A 2001 Mori poll showed that 25 per cent of the island's population were keen to learn Manx. There were 43 children enrolled in primary immersion education in Manx in September 2005. The school is run by Mooinjer Veggey, which also runs Manx-language playgroups, and is funded by the government. Manx-language classes are available in other island schools. Adult classes are also popular. The number of teachers has increased. Degrees in Manx are available from the Isle of Man College, the Centre for Manx Studies and the University of Edinburgh.
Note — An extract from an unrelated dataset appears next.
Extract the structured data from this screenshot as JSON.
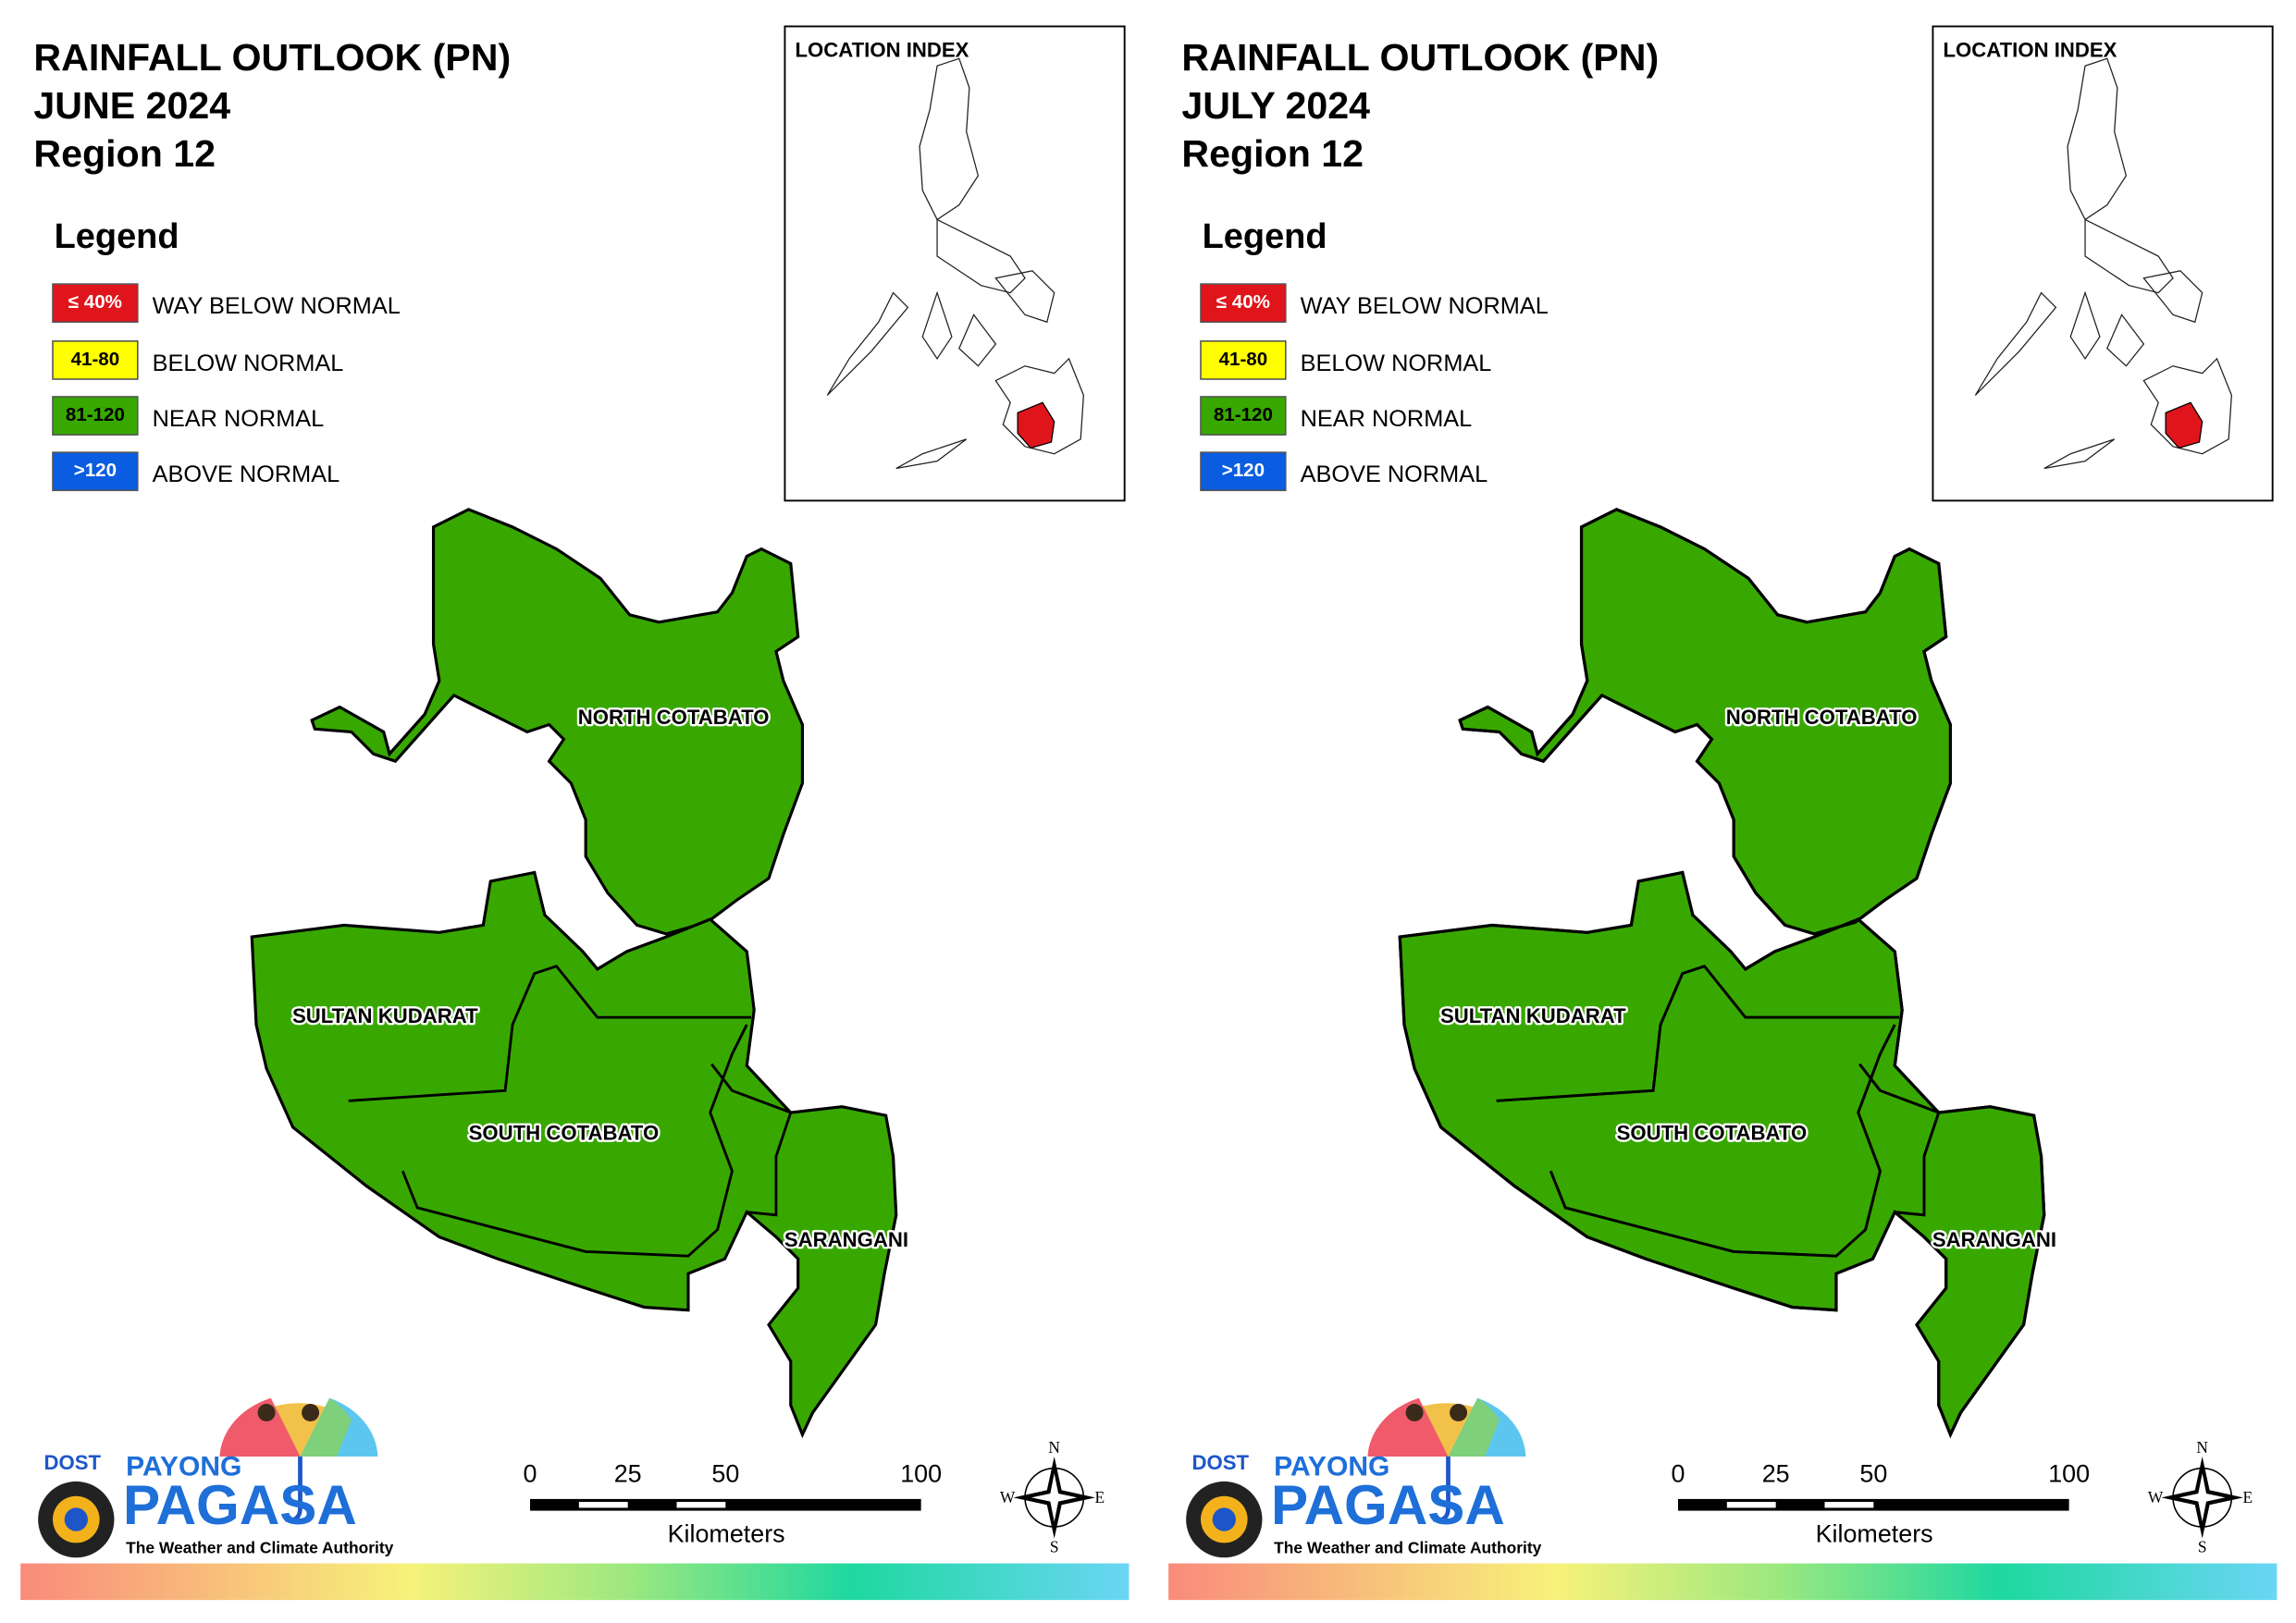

The cultural association Caarjyn ny Gaelgey (Friends of the Manx Language) organizes adult Manx classes and social events. The Manx Gaelic Society publishes Manx-language books, tapes and CD-ROMs, children's books and literature. It also organizes the annual Cooish/Manx Language Week festival of music and culture held in November. Manx music and dance are also taught in schools as an extra-curricular subject.
Official documents of the Tynwald and government departments are available in Manx and English, but the deliberations of the Tynwald are only in English. Many signs are in both languages, and occasionally only in Manx. The government funds Manx-language courses and education, cultural events and publications. Manx Radio broadcasts for one hour a week in Manx. A feature about the language was broadcast on BBC TV and another feature on BBC Radio 3 in 2006. There are no daily or weekly newspapers in the language.